A Dhaka court on Wednesday issued an arrest warrant against Nobel laureate and Grameen Bank founder Muhammad Yunus after he failed to appear in person before it in a case of an alleged labour law violation.
Yunus is chairman of GC, did not attend the hearing because he was in abroad. The chief executive officer and a senior manager at the company appeared at the court and secured bail, Nuruzzaman said.
“He (Yunus) left Bangladesh before receiving any summons for appearing before the court. As soon as he returns, an appropriate legal step shall be taken,” Yunus’s lawyer Kazi Ershadul Alam told AFP.

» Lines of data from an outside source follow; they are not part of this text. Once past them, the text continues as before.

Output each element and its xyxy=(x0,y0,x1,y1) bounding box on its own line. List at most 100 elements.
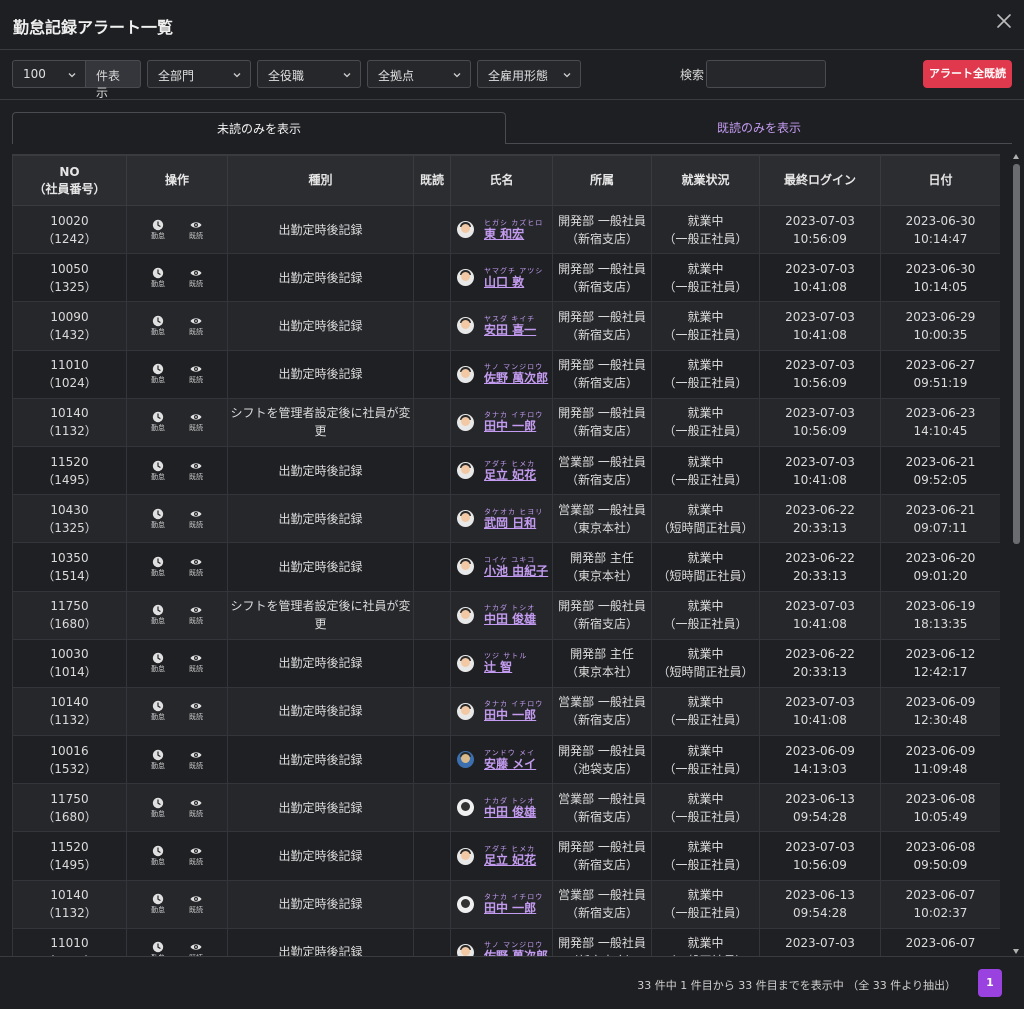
employee-name-link[interactable]: 田中 一郎 xyxy=(484,708,536,722)
cell-no: 11750 （1680） xyxy=(12,783,127,833)
header-type[interactable]: 種別 xyxy=(227,155,414,206)
employment-type-select[interactable]: 全雇用形態 xyxy=(477,60,581,88)
mark-read-button[interactable]: 既読 xyxy=(189,508,203,530)
scrollbar-thumb[interactable] xyxy=(1013,164,1020,544)
employee-name-link[interactable]: 安藤 メイ xyxy=(484,757,536,771)
header-last-login[interactable]: 最終ログイン xyxy=(759,155,881,206)
employee-code: （1132） xyxy=(42,906,97,921)
attendance-button[interactable]: 勤怠 xyxy=(151,893,165,915)
scroll-down-arrow-icon[interactable] xyxy=(1013,949,1019,954)
mark-read-button[interactable]: 既読 xyxy=(189,652,203,674)
tab-read[interactable]: 既読のみを表示 xyxy=(506,112,1012,144)
tab-unread[interactable]: 未読のみを表示 xyxy=(12,112,506,144)
employee-name-link[interactable]: 足立 妃花 xyxy=(484,468,536,482)
mark-all-read-button[interactable]: アラート全既読 xyxy=(923,60,1012,88)
mark-read-label: 既読 xyxy=(189,424,203,433)
scroll-up-arrow-icon[interactable] xyxy=(1013,154,1019,159)
eye-icon xyxy=(190,800,202,806)
attendance-button[interactable]: 勤怠 xyxy=(151,652,165,674)
cell-name: ナカダ トシオ 中田 俊雄 xyxy=(450,783,553,833)
mark-read-button[interactable]: 既読 xyxy=(189,845,203,867)
attendance-button[interactable]: 勤怠 xyxy=(151,363,165,385)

On July 10, the Dhaka 3rd labour court — which was hearing a case of the sacking of three employees of Grameen Communications, the IT wing of Grameen Bank — ordered Yunus and two others to appear before it on October 8. Yunus is the chairman of Grameen Communications.
“Though the two senior officials of the Grameen Communications appeared before the court, Yunus failed to turn up, following which the chairman of the court, Rohibul Islam, issued the arrest warrant against him,” a court official said.
The court granted bail to the two company officials who appeared before it, he said.
Three former employees of the Grameen Communications have filed criminal cases against the company management after they were sacked in June for their role in the formation of the trade union at their workplace.
The 79-year-old economist has been at odds with Prime Minister Sheikh Hasina since 2007 when he made a brief foray into the country’s violent and polarised politics dominated by her family and her arch-rival Khaleda Zia.
Yunus was removed in 2011 as head of the micro-lender Grameen Bank that he founded, a move widely seen as orchestrated by PM Hasina.
Yunus set up the Grameen Bank in 1983 to make collateral-free micro-loans to rural and mostly women entrepreneurs. Its record in helping to reduce poverty earned him global fame and a Nobel Peace Prize.